Our organisation is migrating to Office 365, this means mail will be available via Exchange Online so user can access there mail via the webbrowser but also via the "New Outlook Preview" app in Windows 10/11.
A suggestion that has been made is to stop working in the old Outlook 2016 desktop app. But this brings implications with so automation apps. For example there are some (CRM) apps that use the Desktop Outlook Comobject in order to open a new mail in the user mailbox and prefill it with (HTML) content. As far as i know this isn't supported with the "New Outlook Preview" app. Alternative was to rework this to MailTo
functions, but these don't support HTML body's (and we need it)
Does some of you out there have the same problem and how did you fixed it?
Update 2023-07-14 Due to some tips and hours of searching on the internet i have two workable solutions. Not ideal but they come close as a replacement of the Outlook COM object.
- Mailto and clipboard
This one was the easiest. I use the
MailTo
protocol to open Outlook with a new draft mail, prefilled with To and Subject. Then i style a HTML as a string and then put it on the clipboard (in C#) telling the clipboard it has HTML as data. Now the user only has to put the cursor in the body and hit Paste. Voila done! Two downsides are:
- Not having option to apply attachments
- User forgets it has a pre styled body on the clipboard
- Graph API
I managed to create a draft including HTML body and attachments.
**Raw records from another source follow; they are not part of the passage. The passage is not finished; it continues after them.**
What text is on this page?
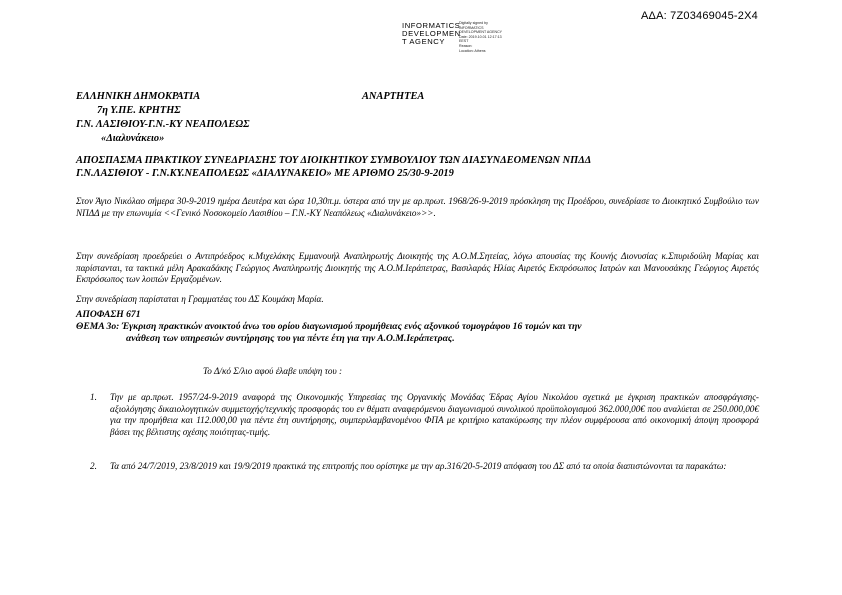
ΑΔΑ: 7Ζ03469045-2Χ4
INFORMATICS
DEVELOPMEN
T AGENCY
Digitally signed by
INFORMATICS
DEVELOPMENT AGENCY
Date: 2019.10.01 12:17:13
EEST
Reason:
Location: Athens
ΕΛΛΗΝΙΚΗ ΔΗΜΟΚΡΑΤΙΑ
7η Υ.ΠΕ. ΚΡΗΤΗΣ
Γ.Ν. ΛΑΣΙΘΙΟΥ-Γ.Ν.-ΚΥ ΝΕΑΠΟΛΕΩΣ
«Διαλυνάκειο»
ΑΝΑΡΤΗΤΕΑ
ΑΠΟΣΠΑΣΜΑ ΠΡΑΚΤΙΚΟΥ ΣΥΝΕΔΡΙΑΣΗΣ ΤΟΥ ΔΙΟΙΚΗΤΙΚΟΥ ΣΥΜΒΟΥΛΙΟΥ ΤΩΝ ΔΙΑΣΥΝΔΕΟΜΕΝΩΝ ΝΠΔΔ
Γ.Ν.ΛΑΣΙΘΙΟΥ - Γ.Ν.ΚΥ.ΝΕΑΠΟΛΕΩΣ «ΔΙΑΛΥΝΑΚΕΙΟ» ΜΕ ΑΡΙΘΜΟ 25/30-9-2019
Στον Άγιο Νικόλαο σήμερα 30-9-2019 ημέρα Δευτέρα και ώρα 10,30π.μ. ύστερα από την με αρ.πρωτ. 1968/26-9-2019 πρόσκληση της Προέδρου, συνεδρίασε το Διοικητικό Συμβούλιο των ΝΠΔΔ με την επωνυμία <<Γενικό Νοσοκομείο Λασιθίου – Γ.Ν.-ΚΥ Νεαπόλεως «Διαλυνάκειο»>>.
Στην συνεδρίαση προεδρεύει ο Αντιπρόεδρος κ.Μιχελάκης Εμμανουήλ Αναπληρωτής Διοικητής της Α.Ο.Μ.Σητείας, λόγω απουσίας της Κουνής Διονυσίας κ.Σπυριδούλη Μαρίας και παρίστανται, τα τακτικά μέλη Αρακαδάκης Γεώργιος Αναπληρωτής Διοικητής της Α.Ο.Μ.Ιεράπετρας, Βασιλαράς Ηλίας Αιρετός Εκπρόσωπος Ιατρών και Μανουσάκης Γεώργιος Αιρετός Εκπρόσωπος των λοιπών Εργαζομένων.
Στην συνεδρίαση παρίσταται η Γραμματέας του ΔΣ Κουμάκη Μαρία.
ΑΠΟΦΑΣΗ 671
ΘΕΜΑ 3ο: Έγκριση πρακτικών ανοικτού άνω του ορίου διαγωνισμού προμήθειας ενός αξονικού τομογράφου 16 τομών και την
ανάθεση των υπηρεσιών συντήρησης του για πέντε έτη για την Α.Ο.Μ.Ιεράπετρας.
Το Δ/κό Σ/λιο αφού έλαβε υπόψη του :
1. Την με αρ.πρωτ. 1957/24-9-2019 αναφορά της Οικονομικής Υπηρεσίας της Οργανικής Μονάδας Έδρας Αγίου Νικολάου σχετικά με έγκριση πρακτικών αποσφράγισης-αξιολόγησης δικαιολογητικών συμμετοχής/τεχνικής προσφοράς του εν θέματι αναφερόμενου διαγωνισμού συνολικού προϋπολογισμού 362.000,00€ που αναλύεται σε 250.000,00€ για την προμήθεια και 112.000,00 για πέντε έτη συντήρησης, συμπεριλαμβανομένου ΦΠΑ με κριτήριο κατακύρωσης την πλέον συμφέρουσα από οικονομική άποψη προσφορά βάσει της βέλτιστης σχέσης ποιότητας-τιμής.
2. Τα από 24/7/2019, 23/8/2019 και 19/9/2019 πρακτικά της επιτροπής που ορίστηκε με την αρ.316/20-5-2019 απόφαση του ΔΣ από τα οποία διαπιστώνονται τα παρακάτω:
It even returns a
deeplink
where you can open de draft directly in the web browser. This also has two downsides for me:
- The link is opened in the default webbrowser and not in the new
outlook preview
- The user has to click edit in order to start working. There a lot of topics out there with deeplink URI scheme's in other to edit/compose a email in OWA but non of them work. Due to the lag of documentation i wasn't able to get this to work.
Hopefully MSFT keeps working of "One /Monarch Outlook Preview" for desktop to enrich it with automation functions...
Do not stop using the desktop version of Outlook. The new Outlook is a replacement for Windows Mail and Calendar, not for the desktop version of Outlook (which is part of the Office suite).